Adattamento e messa in voce di Gaetano Marino

Un’aquila inseguiva una lepre per farne preda. La povera bestiolina non sapeva come e dove trovare scampo. Nella fuga vide per caso uno scarafaggio, e disperata, la lepre, chiese a lui, allo scarafaggio, scampo e aiuto. Lo scarafaggio la rassicurò e, appena l’aquila gli si avvicinò, la pregò tanto di risparmiare la povera lepre, che era una sua carissima amica, di non portarla via, insomma. Ma l’aquila, figuriamoci, quasi se la rideva, non curandosi della supplica dello scarafaggio, in un attimo agguantò con i suoi possenti artigli la lepre e se la mangiò, proprio lì davanti allo scarafaggio.
Fu un oltraggio che lo scarafaggio non dimenticò.

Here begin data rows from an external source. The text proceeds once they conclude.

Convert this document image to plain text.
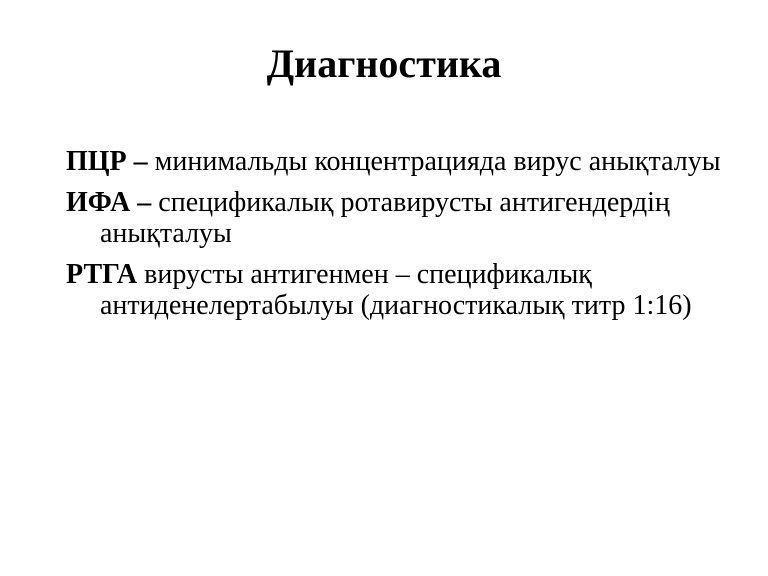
Диагностика

ПЦР – минимальды концентрацияда вирус анықталуы

ИФА – спецификалық ротавирусты антигендердің анықталуы

РТГА вирусты антигенмен – спецификалық антиденелертабылуы (диагностикалық титр 1:16)
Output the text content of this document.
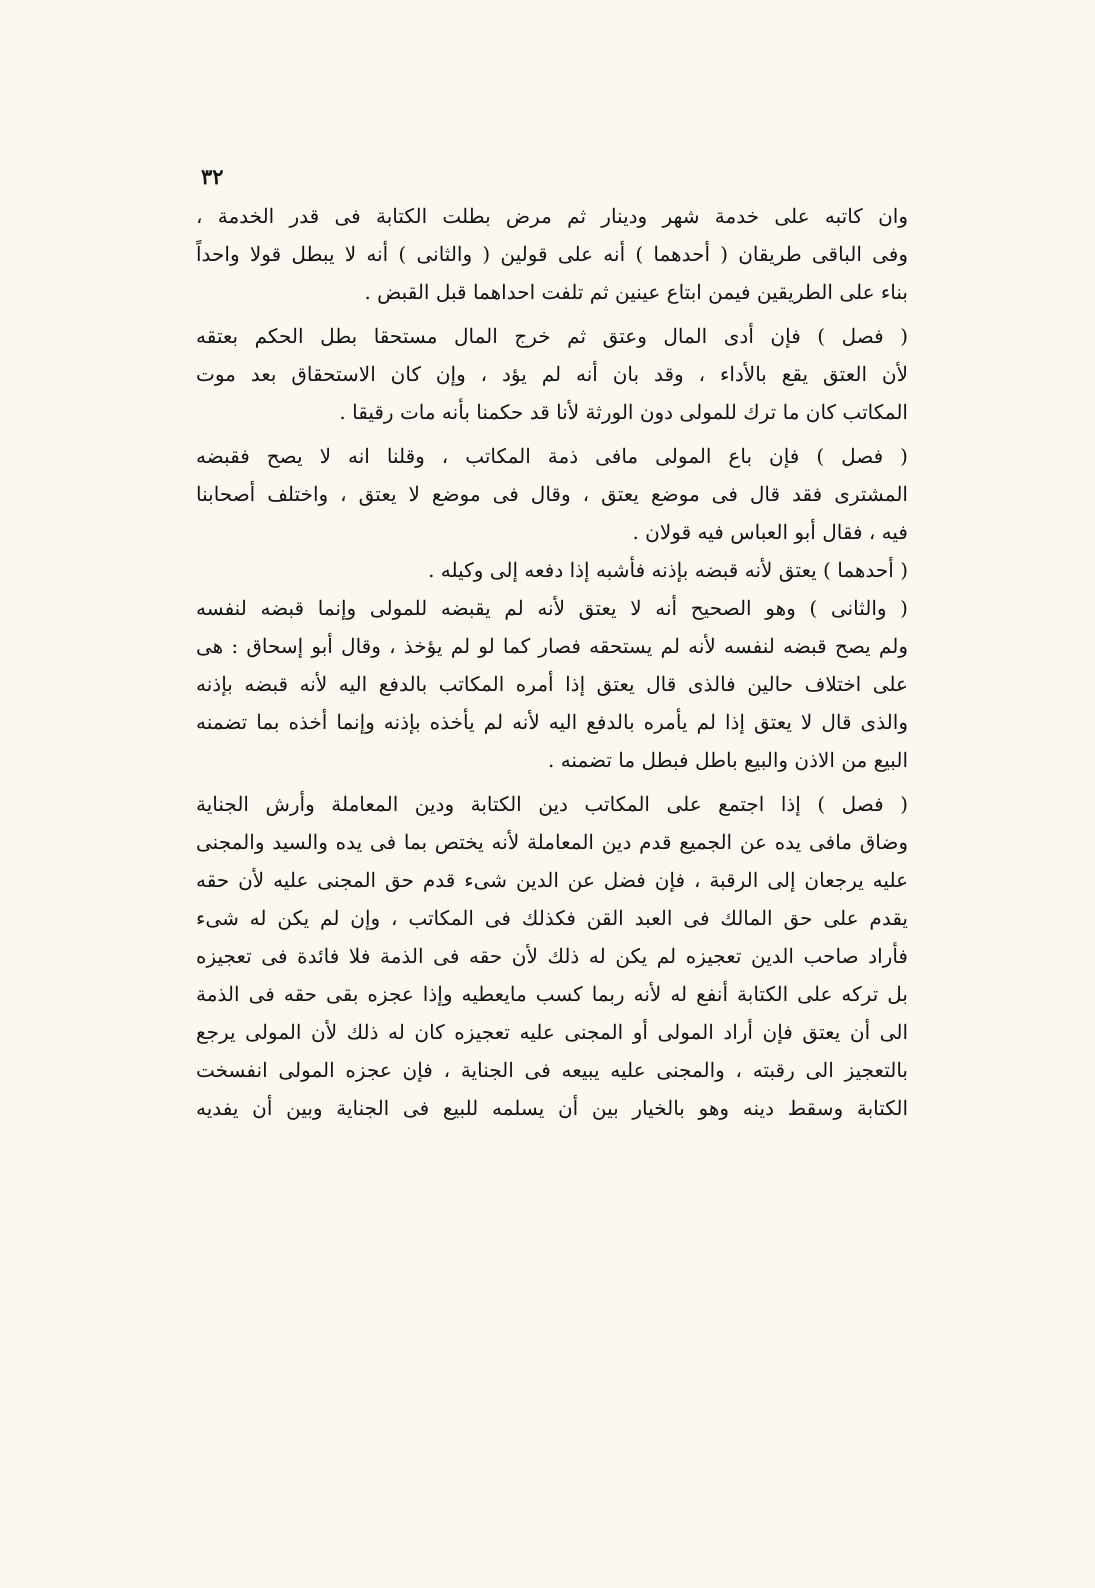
٣٢
وان كاتبه على خدمة شهر ودينار ثم مرض بطلت الكتابة فى قدر الخدمة ،
وفى الباقى طريقان ( أحدهما ) أنه على قولين ( والثانى ) أنه لا يبطل قولا واحداً
بناء على الطريقين فيمن ابتاع عينين ثم تلفت احداهما قبل القبض .
( فصل ) فإن أدى المال وعتق ثم خرج المال مستحقا بطل الحكم بعتقه
لأن العتق يقع بالأداء ، وقد بان أنه لم يؤد ، وإن كان الاستحقاق بعد موت
المكاتب كان ما ترك للمولى دون الورثة لأنا قد حكمنا بأنه مات رقيقا .
( فصل ) فإن باع المولى مافى ذمة المكاتب ، وقلنا انه لا يصح فقبضه
المشترى فقد قال فى موضع يعتق ، وقال فى موضع لا يعتق ، واختلف أصحابنا
فيه ، فقال أبو العباس فيه قولان .
( أحدهما ) يعتق لأنه قبضه بإذنه فأشبه إذا دفعه إلى وكيله .
( والثانى ) وهو الصحيح أنه لا يعتق لأنه لم يقبضه للمولى وإنما قبضه لنفسه
ولم يصح قبضه لنفسه لأنه لم يستحقه فصار كما لو لم يؤخذ ، وقال أبو إسحاق : هى
على اختلاف حالين فالذى قال يعتق إذا أمره المكاتب بالدفع اليه لأنه قبضه بإذنه
والذى قال لا يعتق إذا لم يأمره بالدفع اليه لأنه لم يأخذه بإذنه وإنما أخذه بما تضمنه
البيع من الاذن والبيع باطل فبطل ما تضمنه .
( فصل ) إذا اجتمع على المكاتب دين الكتابة ودين المعاملة وأرش الجناية
وضاق مافى يده عن الجميع قدم دين المعاملة لأنه يختص بما فى يده والسيد والمجنى
عليه يرجعان إلى الرقبة ، فإن فضل عن الدين شىء قدم حق المجنى عليه لأن حقه
يقدم على حق المالك فى العبد القن فكذلك فى المكاتب ، وإن لم يكن له شىء
فأراد صاحب الدين تعجيزه لم يكن له ذلك لأن حقه فى الذمة فلا فائدة فى تعجيزه
بل تركه على الكتابة أنفع له لأنه ربما كسب مايعطيه وإذا عجزه بقى حقه فى الذمة
الى أن يعتق فإن أراد المولى أو المجنى عليه تعجيزه كان له ذلك لأن المولى يرجع
بالتعجيز الى رقبته ، والمجنى عليه يبيعه فى الجناية ، فإن عجزه المولى انفسخت
الكتابة وسقط دينه وهو بالخيار بين أن يسلمه للبيع فى الجناية وبين أن يفديه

Da allora inseguì l’aquila in ogni dove, in ogni luogo, con paziente costanza. Guardava dove essa facesse il nido e deponeva le uova. Così che ogni volta lo scarafaggio volava al nido quando l’aquila era in giro per cercar cibo, si posava accanto alle uova e con le zampe posteriori le faceva srotolare oltre i bordi del nido finché esse cadevano giù e si rompevano.

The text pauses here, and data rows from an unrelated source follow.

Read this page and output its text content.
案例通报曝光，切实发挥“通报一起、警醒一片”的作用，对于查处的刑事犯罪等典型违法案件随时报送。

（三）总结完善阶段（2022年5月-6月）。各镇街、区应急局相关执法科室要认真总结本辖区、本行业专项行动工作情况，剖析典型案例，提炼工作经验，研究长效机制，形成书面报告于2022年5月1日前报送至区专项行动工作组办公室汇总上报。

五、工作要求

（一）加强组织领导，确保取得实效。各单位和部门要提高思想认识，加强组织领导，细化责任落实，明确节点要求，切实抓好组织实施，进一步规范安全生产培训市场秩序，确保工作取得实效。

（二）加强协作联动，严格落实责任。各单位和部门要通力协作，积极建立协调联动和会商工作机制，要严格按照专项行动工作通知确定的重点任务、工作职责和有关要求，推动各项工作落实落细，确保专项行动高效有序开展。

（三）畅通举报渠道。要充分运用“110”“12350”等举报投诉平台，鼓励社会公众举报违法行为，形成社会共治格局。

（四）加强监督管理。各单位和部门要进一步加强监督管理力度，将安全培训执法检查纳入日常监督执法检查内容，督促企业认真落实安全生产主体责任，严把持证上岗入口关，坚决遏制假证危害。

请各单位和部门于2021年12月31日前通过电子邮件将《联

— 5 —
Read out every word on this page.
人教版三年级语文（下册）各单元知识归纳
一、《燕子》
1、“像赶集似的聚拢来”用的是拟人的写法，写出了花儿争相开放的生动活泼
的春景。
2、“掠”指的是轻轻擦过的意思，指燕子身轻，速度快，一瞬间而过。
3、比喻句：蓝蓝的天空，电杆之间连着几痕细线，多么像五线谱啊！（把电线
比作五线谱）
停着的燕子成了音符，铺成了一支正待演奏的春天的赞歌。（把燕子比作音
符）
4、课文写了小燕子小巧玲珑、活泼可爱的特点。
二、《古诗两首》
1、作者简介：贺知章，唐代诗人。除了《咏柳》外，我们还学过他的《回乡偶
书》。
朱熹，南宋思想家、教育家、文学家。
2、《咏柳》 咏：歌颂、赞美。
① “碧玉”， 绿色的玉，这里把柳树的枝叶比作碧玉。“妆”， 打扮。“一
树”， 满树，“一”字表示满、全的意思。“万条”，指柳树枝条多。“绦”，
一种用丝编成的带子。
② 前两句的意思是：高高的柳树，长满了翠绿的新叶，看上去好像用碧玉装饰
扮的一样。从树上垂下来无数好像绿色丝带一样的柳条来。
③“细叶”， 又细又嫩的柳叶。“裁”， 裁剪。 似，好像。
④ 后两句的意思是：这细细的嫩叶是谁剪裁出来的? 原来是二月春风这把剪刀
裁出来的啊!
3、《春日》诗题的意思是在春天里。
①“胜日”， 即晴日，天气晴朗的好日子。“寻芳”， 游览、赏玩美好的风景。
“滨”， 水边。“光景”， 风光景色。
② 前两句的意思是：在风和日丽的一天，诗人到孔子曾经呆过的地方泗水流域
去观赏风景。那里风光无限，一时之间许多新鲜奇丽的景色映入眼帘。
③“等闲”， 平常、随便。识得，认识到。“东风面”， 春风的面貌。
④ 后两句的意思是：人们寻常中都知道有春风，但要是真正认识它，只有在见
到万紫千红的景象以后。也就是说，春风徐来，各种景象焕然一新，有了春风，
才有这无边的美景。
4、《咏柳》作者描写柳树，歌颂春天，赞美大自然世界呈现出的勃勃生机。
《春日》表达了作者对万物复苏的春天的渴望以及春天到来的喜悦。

Accade dunque che l’aquila, non sapendo come mai le sue uova si spiaciccassero al suolo, un giorno si rivolse a Zeus e lo implorò di donarle un luogo sicuro, dove poter fare le sue covate. Zeus allora le permise di deporre le uova sul suo grembo. Ma lo scarafaggio non si scoraggiò, raccatto per il campo una ciambella di sterco di bue, bella grossa, bella grande e odorosa, la raccolse e insieme ad essa volò sopra il grembo di Zeus sopra cui la lasciò cadere.

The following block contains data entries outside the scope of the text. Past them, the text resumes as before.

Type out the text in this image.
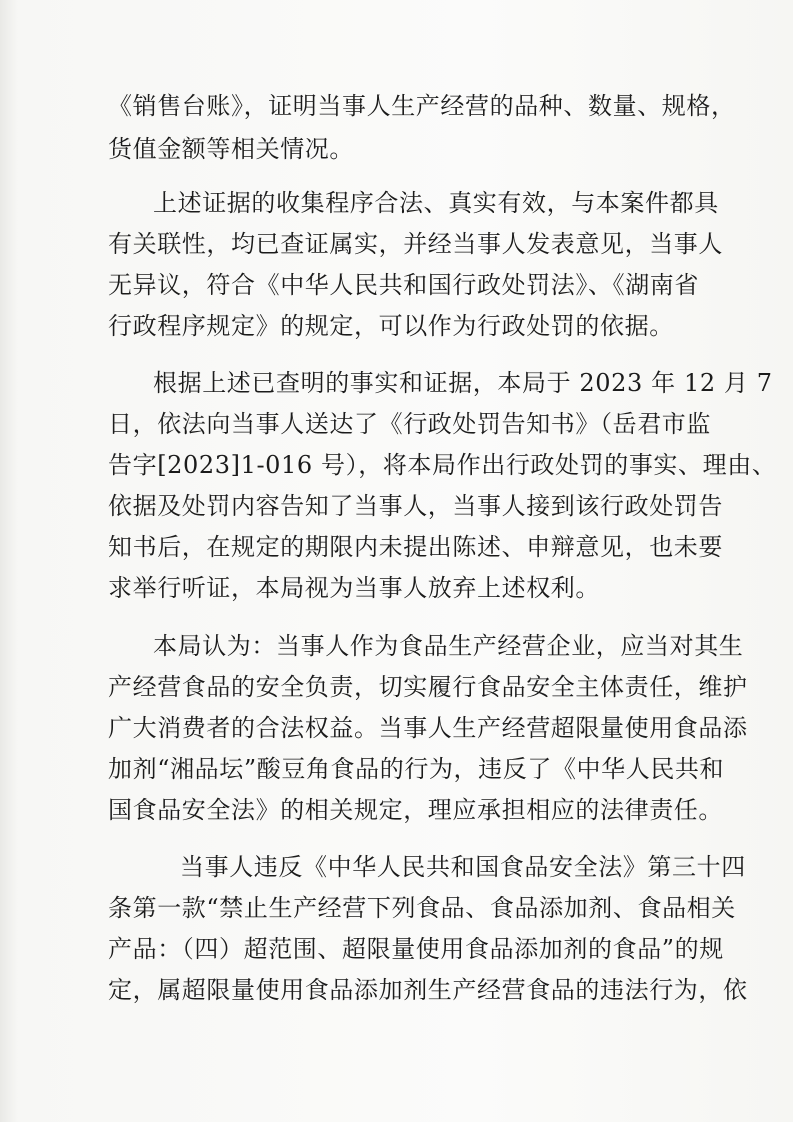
《销售台账》，证明当事人生产经营的品种、数量、规格，
货值金额等相关情况。
上述证据的收集程序合法、真实有效，与本案件都具
有关联性，均已查证属实，并经当事人发表意见，当事人
无异议，符合《中华人民共和国行政处罚法》、《湖南省
行政程序规定》的规定，可以作为行政处罚的依据。
根据上述已查明的事实和证据，本局于 2023 年 12 月 7
日，依法向当事人送达了《行政处罚告知书》（岳君市监
告字[2023]1-016 号），将本局作出行政处罚的事实、理由、
依据及处罚内容告知了当事人，当事人接到该行政处罚告
知书后，在规定的期限内未提出陈述、申辩意见，也未要
求举行听证，本局视为当事人放弃上述权利。
本局认为：当事人作为食品生产经营企业，应当对其生
产经营食品的安全负责，切实履行食品安全主体责任，维护
广大消费者的合法权益。当事人生产经营超限量使用食品添
加剂“湘品坛”酸豆角食品的行为，违反了《中华人民共和
国食品安全法》的相关规定，理应承担相应的法律责任。
当事人违反《中华人民共和国食品安全法》第三十四
条第一款“禁止生产经营下列食品、食品添加剂、食品相关
产品：（四）超范围、超限量使用食品添加剂的食品”的规
定，属超限量使用食品添加剂生产经营食品的违法行为，依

Il dio, quando si accorse di quella palla di sterco di bue inorridì, i brividi gli percorsero la schiena, sgranò gli occhi… “Eh, ma che schifo!” Subito d’impulso, per liberarsi da quella cosa immonda e puzzolente, si alzò in piedi di scatto, e le uova caddero a terra e si ruppero.
Da quel tempo, si sa, o pare, che nella stagione in cui appaiono gli scarafaggi le aquile non facciano il nido.

Non si deve mai disprezzare nessuno, poiché non esiste chi sia tanto debole da non potersi un giorno vendicare con ferocia, se offeso o insultato.